Snively never married, remaining a life-long bachelor, but he treated Duluth’s citizens like family. During the 1930s Snively initiated annual picnics at the city zoo for the children of the city’s three orphanages. Local businesses donated food and drink, and free rides were provided by the zoo. Snively personally hosted the yearly event.
It wasn’t unusual for Duluthians to reciprocate. Stories are common of folks inviting the mayor over for a family dinner after a chance meeting around city hall or at a bus stop, and Snively taking them up on the offer.
“He was a man who loved to talk around dinner. And he’d get talking and one thing would lead him to the next and off he’d go talking. If he had a listener, he’d talk.”

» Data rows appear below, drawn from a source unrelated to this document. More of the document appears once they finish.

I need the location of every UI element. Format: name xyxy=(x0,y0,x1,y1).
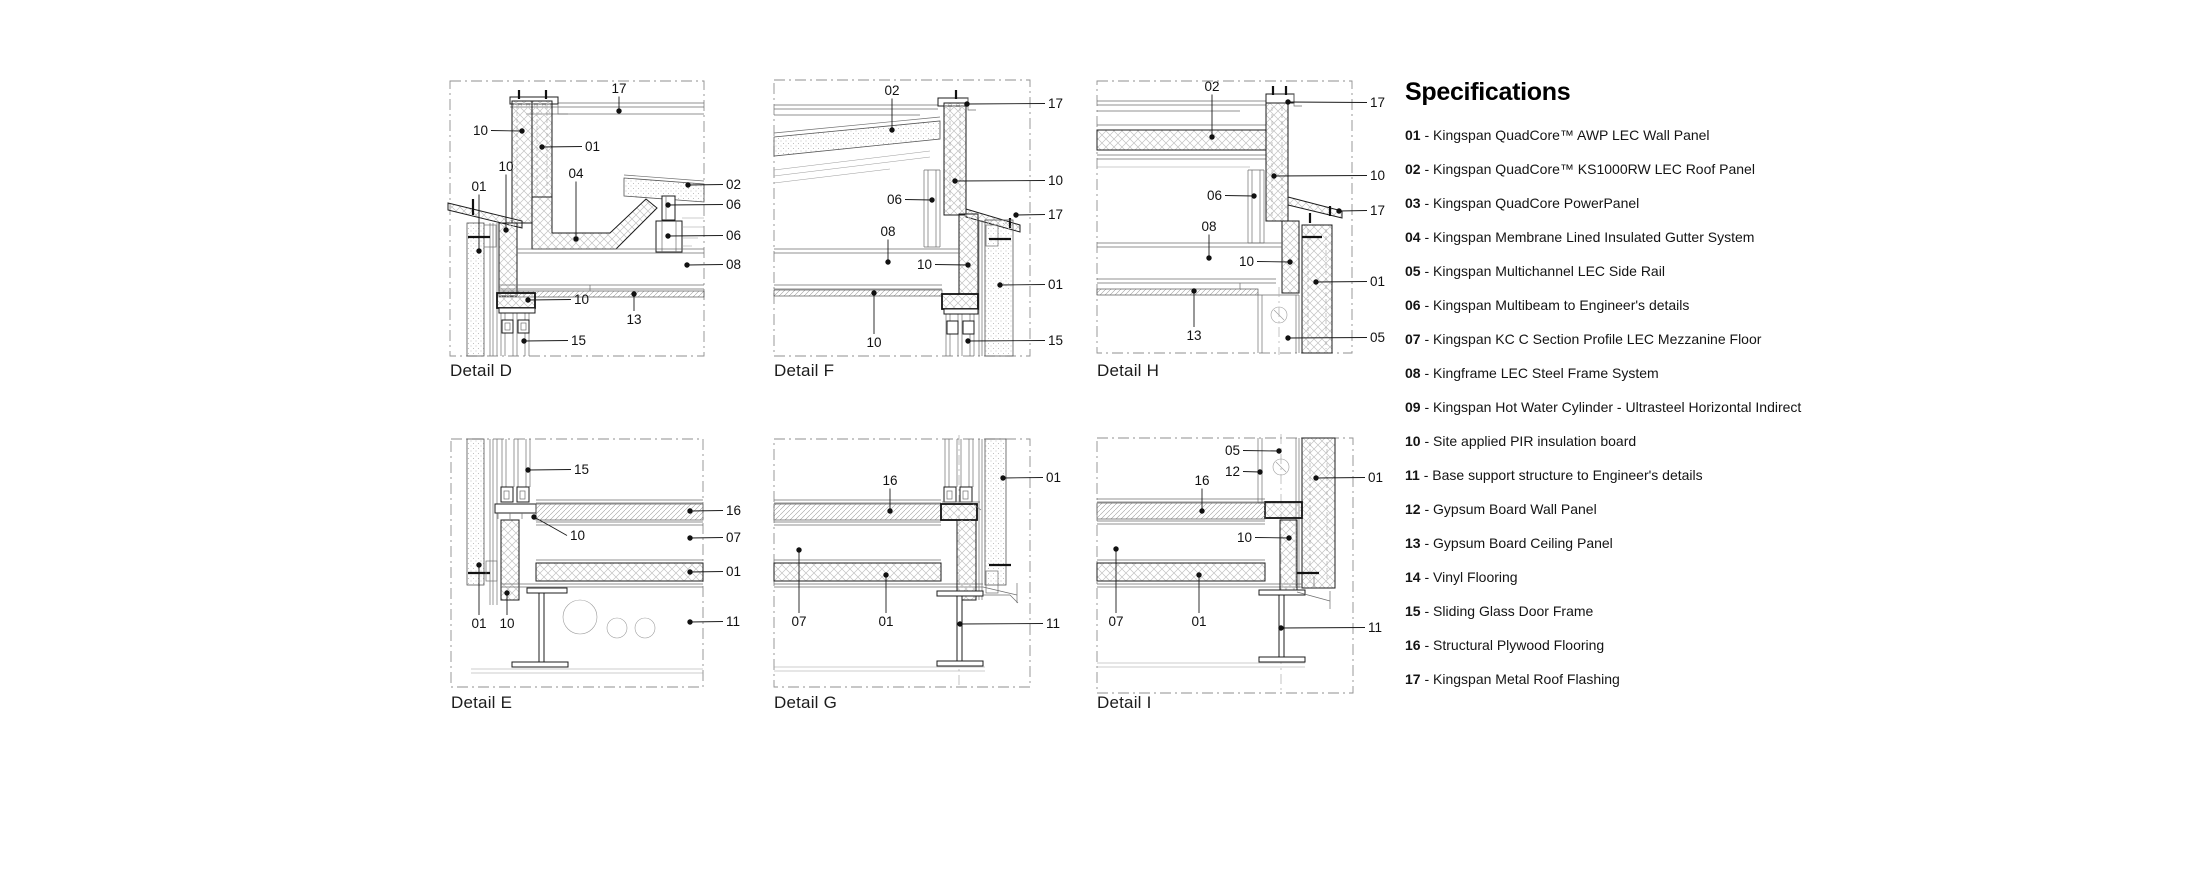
callout-leader xyxy=(688,185,723,186)
callout-label: 01 xyxy=(1370,274,1385,289)
callout-label: 15 xyxy=(574,462,589,477)
insulation-upstand xyxy=(944,103,966,215)
spec-list: 01 - Kingspan QuadCore™ AWP LEC Wall Pan… xyxy=(1405,118,1801,696)
callout-leader xyxy=(1316,478,1365,479)
callout-dot xyxy=(616,108,621,113)
callout-dot xyxy=(539,144,544,149)
callout-label: 10 xyxy=(1239,254,1254,269)
callout-dot xyxy=(1278,625,1283,630)
callout-label: 13 xyxy=(1186,328,1201,343)
wall-panel xyxy=(985,439,1006,585)
insulation-block xyxy=(941,504,977,520)
callout-label: 08 xyxy=(726,257,741,272)
callout-label: 16 xyxy=(1194,473,1209,488)
callout-dot xyxy=(964,101,969,106)
floor-panel xyxy=(536,563,703,581)
wall-panel xyxy=(1302,438,1335,588)
spec-item-text: Kingspan QuadCore™ AWP LEC Wall Panel xyxy=(1433,127,1710,143)
insulation-column xyxy=(1280,520,1297,590)
detail-title: Detail E xyxy=(451,693,512,713)
floor-panel xyxy=(1097,563,1265,581)
spec-item: 13 - Gypsum Board Ceiling Panel xyxy=(1405,526,1801,560)
spec-item-number: 12 xyxy=(1405,501,1421,517)
spec-item-number: 11 xyxy=(1405,467,1420,483)
callout-dot xyxy=(1257,469,1262,474)
callout-label: 13 xyxy=(626,312,641,327)
callout-leader xyxy=(1016,215,1045,216)
spec-item: 03 - Kingspan QuadCore PowerPanel xyxy=(1405,186,1801,220)
callout-dot xyxy=(965,338,970,343)
eaves-flashing xyxy=(1288,197,1342,218)
detail-E-drawing: 1516100701110110 xyxy=(440,425,770,725)
callout-label: 11 xyxy=(726,614,740,629)
spec-item: 15 - Sliding Glass Door Frame xyxy=(1405,594,1801,628)
detail-H-figure: 02171017060810011305 Detail H xyxy=(1090,75,1420,395)
callout-label: 15 xyxy=(571,333,586,348)
spec-item-text: Gypsum Board Wall Panel xyxy=(1433,501,1597,517)
ceiling-panel xyxy=(774,290,942,296)
spec-item-number: 10 xyxy=(1405,433,1421,449)
callout-dot xyxy=(889,127,894,132)
roof-panel xyxy=(774,121,940,156)
callout-label: 01 xyxy=(471,179,486,194)
beam-flange xyxy=(1259,657,1305,662)
spec-item-number: 06 xyxy=(1405,297,1421,313)
wall-panel xyxy=(512,101,532,223)
callout-label: 08 xyxy=(880,224,895,239)
callout-label: 02 xyxy=(1204,79,1219,94)
callout-dot xyxy=(965,262,970,267)
detail-title: Detail D xyxy=(450,361,512,381)
callout-label: 10 xyxy=(574,292,589,307)
spec-item: 09 - Kingspan Hot Water Cylinder - Ultra… xyxy=(1405,390,1801,424)
callout-label: 17 xyxy=(611,81,626,96)
callout-label: 10 xyxy=(1237,530,1252,545)
spec-item-text: Base support structure to Engineer's det… xyxy=(1432,467,1702,483)
callout-label: 01 xyxy=(585,139,600,154)
detail-G-figure: 1601070111 Detail G xyxy=(770,425,1100,725)
spec-item-number: 01 xyxy=(1405,127,1421,143)
callout-dot xyxy=(1313,279,1318,284)
spec-item-text: Kingspan QuadCore™ KS1000RW LEC Roof Pan… xyxy=(1433,161,1755,177)
detail-H-drawing: 02171017060810011305 xyxy=(1090,75,1420,395)
callout-dot xyxy=(997,282,1002,287)
spec-item-text: Gypsum Board Ceiling Panel xyxy=(1433,535,1613,551)
detail-F-drawing: 02171017060810011015 xyxy=(770,75,1100,395)
insulation-column xyxy=(501,520,519,600)
spec-item: 08 - Kingframe LEC Steel Frame System xyxy=(1405,356,1801,390)
drawing-sheet: 17100110010402060608101315 Detail D 0217… xyxy=(0,0,2200,880)
spec-item-number: 17 xyxy=(1405,671,1421,687)
wall-panel xyxy=(985,220,1013,356)
callout-label: 15 xyxy=(1048,333,1063,348)
detail-G-drawing: 1601070111 xyxy=(770,425,1100,725)
callout-dot xyxy=(1251,193,1256,198)
callout-leader xyxy=(1316,282,1367,283)
callout-leader xyxy=(1243,451,1279,452)
callout-leader xyxy=(542,147,582,148)
callout-leader xyxy=(690,622,723,623)
detail-title: Detail I xyxy=(1097,693,1152,713)
callout-dot xyxy=(1285,335,1290,340)
callout-dot xyxy=(957,621,962,626)
detail-I-drawing: 0512160110070111 xyxy=(1090,425,1420,725)
callout-label: 01 xyxy=(726,564,741,579)
callout-dot xyxy=(871,290,876,295)
callout-leader xyxy=(960,624,1043,625)
callout-label: 10 xyxy=(498,159,513,174)
door-sill xyxy=(495,504,536,513)
callout-label: 10 xyxy=(473,123,488,138)
callout-label: 07 xyxy=(1108,614,1123,629)
spec-item-number: 09 xyxy=(1405,399,1421,415)
callout-dot xyxy=(1271,173,1276,178)
gutter xyxy=(532,197,657,249)
callout-dot xyxy=(1276,448,1281,453)
ceiling-panel xyxy=(1097,289,1258,295)
callout-label: 01 xyxy=(471,616,486,631)
callout-label: 16 xyxy=(726,503,741,518)
callout-label: 07 xyxy=(726,530,741,545)
callout-dot xyxy=(1196,572,1201,577)
callout-label: 05 xyxy=(1370,330,1385,345)
beam-flange xyxy=(937,661,983,666)
detail-title: Detail F xyxy=(774,361,834,381)
callout-label: 05 xyxy=(1225,443,1240,458)
callout-dot xyxy=(665,233,670,238)
callout-dot xyxy=(687,569,692,574)
callout-label: 08 xyxy=(1201,219,1216,234)
callout-leader xyxy=(905,200,932,201)
callout-dot xyxy=(684,262,689,267)
callout-leader xyxy=(1000,285,1045,286)
callout-leader xyxy=(1255,538,1289,539)
callout-dot xyxy=(476,248,481,253)
callout-dot xyxy=(631,291,636,296)
plywood-floor xyxy=(536,504,703,520)
spec-item: 07 - Kingspan KC C Section Profile LEC M… xyxy=(1405,322,1801,356)
callout-label: 17 xyxy=(1370,203,1385,218)
callout-dot xyxy=(687,508,692,513)
callout-dot xyxy=(525,467,530,472)
spec-item-number: 16 xyxy=(1405,637,1421,653)
callout-label: 02 xyxy=(884,83,899,98)
callout-label: 01 xyxy=(1191,614,1206,629)
insulation-block xyxy=(1265,502,1302,518)
insulation-upstand xyxy=(1266,103,1288,221)
spec-item-text: Kingspan Metal Roof Flashing xyxy=(1433,671,1620,687)
callout-leader xyxy=(968,341,1045,342)
spec-item: 16 - Structural Plywood Flooring xyxy=(1405,628,1801,662)
spec-item-number: 02 xyxy=(1405,161,1421,177)
callout-dot xyxy=(1000,475,1005,480)
spec-item-number: 13 xyxy=(1405,535,1421,551)
callout-leader xyxy=(524,341,568,342)
detail-D-figure: 17100110010402060608101315 Detail D xyxy=(440,75,770,395)
callout-leader xyxy=(1003,478,1043,479)
spec-item-text: Kingspan Multibeam to Engineer's details xyxy=(1433,297,1689,313)
callout-dot xyxy=(1191,288,1196,293)
spec-item: 04 - Kingspan Membrane Lined Insulated G… xyxy=(1405,220,1801,254)
callout-label: 10 xyxy=(1370,168,1385,183)
callout-leader xyxy=(1288,338,1367,339)
callout-dot xyxy=(1336,208,1341,213)
callout-dot xyxy=(1013,212,1018,217)
spec-item-text: Kingframe LEC Steel Frame System xyxy=(1433,365,1659,381)
spec-item-number: 03 xyxy=(1405,195,1421,211)
callout-leader xyxy=(690,511,723,512)
plywood-floor xyxy=(774,504,941,520)
callout-dot xyxy=(796,547,801,552)
spec-item-number: 04 xyxy=(1405,229,1421,245)
callout-label: 07 xyxy=(791,614,806,629)
spec-item: 12 - Gypsum Board Wall Panel xyxy=(1405,492,1801,526)
spec-item-number: 14 xyxy=(1405,569,1421,585)
spec-item-text: Kingspan QuadCore PowerPanel xyxy=(1433,195,1639,211)
callout-label: 10 xyxy=(499,616,514,631)
callout-dot xyxy=(504,590,509,595)
callout-label: 10 xyxy=(1048,173,1063,188)
callout-label: 11 xyxy=(1046,616,1060,631)
callout-dot xyxy=(687,535,692,540)
spec-item: 10 - Site applied PIR insulation board xyxy=(1405,424,1801,458)
spec-item-text: Kingspan Hot Water Cylinder - Ultrasteel… xyxy=(1433,399,1801,415)
roof-panel xyxy=(1097,130,1266,150)
wall-panel xyxy=(1302,225,1332,353)
callout-dot xyxy=(531,514,536,519)
spec-item-number: 08 xyxy=(1405,365,1421,381)
callout-dot xyxy=(952,178,957,183)
callout-label: 17 xyxy=(1048,207,1063,222)
callout-leader xyxy=(1257,262,1290,263)
callout-dot xyxy=(665,202,670,207)
callout-label: 10 xyxy=(570,528,585,543)
plywood-floor xyxy=(1097,503,1265,519)
callout-dot xyxy=(887,508,892,513)
detail-I-figure: 0512160110070111 Detail I xyxy=(1090,425,1420,725)
callout-label: 01 xyxy=(1046,470,1061,485)
callout-leader xyxy=(668,205,723,206)
callout-dot xyxy=(685,182,690,187)
callout-dot xyxy=(883,572,888,577)
callout-dot xyxy=(573,236,578,241)
callout-label: 06 xyxy=(1207,188,1222,203)
specifications-panel: Specifications 01 - Kingspan QuadCore™ A… xyxy=(1405,0,1885,760)
callout-label: 02 xyxy=(726,177,741,192)
callout-label: 17 xyxy=(1048,96,1063,111)
callout-dot xyxy=(519,128,524,133)
callout-dot xyxy=(1206,255,1211,260)
callout-leader xyxy=(1274,176,1367,177)
callout-leader xyxy=(955,181,1045,182)
callout-dot xyxy=(521,338,526,343)
spec-item-number: 07 xyxy=(1405,331,1421,347)
beam-flange xyxy=(512,662,568,667)
callout-dot xyxy=(476,562,481,567)
detail-E-figure: 1516100701110110 Detail E xyxy=(440,425,770,725)
callout-dot xyxy=(1199,508,1204,513)
callout-label: 10 xyxy=(917,257,932,272)
detail-D-drawing: 17100110010402060608101315 xyxy=(440,75,770,395)
detail-title: Detail G xyxy=(774,693,837,713)
callout-label: 06 xyxy=(726,197,741,212)
spec-item-text: Vinyl Flooring xyxy=(1433,569,1518,585)
callout-label: 17 xyxy=(1370,95,1385,110)
callout-dot xyxy=(1285,99,1290,104)
spec-item: 17 - Kingspan Metal Roof Flashing xyxy=(1405,662,1801,696)
callout-leader xyxy=(1225,196,1254,197)
spec-item-text: Kingspan Multichannel LEC Side Rail xyxy=(1433,263,1665,279)
callout-label: 01 xyxy=(1368,470,1383,485)
callout-leader xyxy=(935,265,968,266)
callout-dot xyxy=(687,619,692,624)
callout-label: 11 xyxy=(1368,620,1382,635)
callout-label: 12 xyxy=(1225,464,1240,479)
callout-leader xyxy=(690,538,723,539)
spec-item-text: Kingspan KC C Section Profile LEC Mezzan… xyxy=(1433,331,1761,347)
callout-dot xyxy=(1313,475,1318,480)
spec-item: 02 - Kingspan QuadCore™ KS1000RW LEC Roo… xyxy=(1405,152,1801,186)
callout-dot xyxy=(1287,259,1292,264)
spec-item: 05 - Kingspan Multichannel LEC Side Rail xyxy=(1405,254,1801,288)
callout-leader xyxy=(967,104,1045,105)
detail-F-figure: 02171017060810011015 Detail F xyxy=(770,75,1100,395)
insulation-column xyxy=(957,520,976,600)
callout-leader xyxy=(491,131,522,132)
callout-leader xyxy=(1339,211,1367,212)
spec-item-number: 15 xyxy=(1405,603,1421,619)
callout-label: 01 xyxy=(1048,277,1063,292)
callout-label: 16 xyxy=(882,473,897,488)
spec-item-number: 05 xyxy=(1405,263,1421,279)
callout-dot xyxy=(885,259,890,264)
spec-item-text: Site applied PIR insulation board xyxy=(1433,433,1636,449)
callout-dot xyxy=(1286,535,1291,540)
callout-leader xyxy=(690,572,723,573)
specifications-title: Specifications xyxy=(1405,78,1570,107)
callout-label: 04 xyxy=(568,166,584,181)
callout-label: 10 xyxy=(866,335,881,350)
callout-label: 06 xyxy=(887,192,902,207)
callout-dot xyxy=(929,197,934,202)
callout-dot xyxy=(1209,134,1214,139)
callout-dot xyxy=(503,227,508,232)
callout-label: 01 xyxy=(878,614,893,629)
detail-title: Detail H xyxy=(1097,361,1159,381)
callout-dot xyxy=(525,297,530,302)
spec-item: 14 - Vinyl Flooring xyxy=(1405,560,1801,594)
callout-leader xyxy=(687,265,723,266)
wall-panel xyxy=(467,439,484,585)
spec-item: 01 - Kingspan QuadCore™ AWP LEC Wall Pan… xyxy=(1405,118,1801,152)
insulation-block xyxy=(942,294,978,309)
spec-item: 11 - Base support structure to Engineer'… xyxy=(1405,458,1801,492)
callout-leader xyxy=(528,470,571,471)
callout-leader xyxy=(1281,628,1365,629)
spec-item: 06 - Kingspan Multibeam to Engineer's de… xyxy=(1405,288,1801,322)
spec-item-text: Kingspan Membrane Lined Insulated Gutter… xyxy=(1433,229,1754,245)
callout-leader xyxy=(528,300,571,301)
callout-leader xyxy=(1288,102,1367,103)
callout-dot xyxy=(1113,546,1118,551)
callout-label: 06 xyxy=(726,228,741,243)
callout-leader xyxy=(668,236,723,237)
spec-item-text: Structural Plywood Flooring xyxy=(1433,637,1604,653)
door-side-panel xyxy=(467,223,484,356)
spec-item-text: Sliding Glass Door Frame xyxy=(1433,603,1593,619)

In his fifth bid for office Snively was defeated by less than 900 votes. He was 77 years old. At a testimonial dinner given in the his honor, Judge C.R. Magney said this of the out-going mayor: “He retires with a clear conscience—no one in his 16 years has accused him of dishonesty; no one has ever thought it of him; no inference has ever been given of it.”
Soon after the election, Snively was named as the fourteenth inductee into the Duluth Hall of Fame for his tireless work on the city’s parks and boulevards. But his work on the boulevard really never ended. He was named Superintendent of Boulevards and given a small office in city hall where he’d spend his days poring over maps and figuring out ways to improve the city’s parks and boulevards.
“We’d go by bus out to the zoo and my uncle had a satchel and he carried tools in there,” Doug Overland said. “And I can remember many times he would rake and do some little fixing up. Maybe the rain had come down and washed out a little bit of a part of the path, and he would get his shovel and fix it up.”
Snively died on November 7, 1952, a few weeks short of his 93rd birthday. One of the most photographed men in Duluth’s history, his likeness had graced the pages of a local newspaper two days prior to his death. The picture showed the pioneer Duluthian marking his ballot for the 1952 presidential election.
“He had no ego whatsoever,” said Douglas Overland. “He did have, I’m sure, tremendous pride, you can see it in his writing. But he had no ego. His life was doing things. He just literally didn’t do anything to elevate himself. A very curious man.”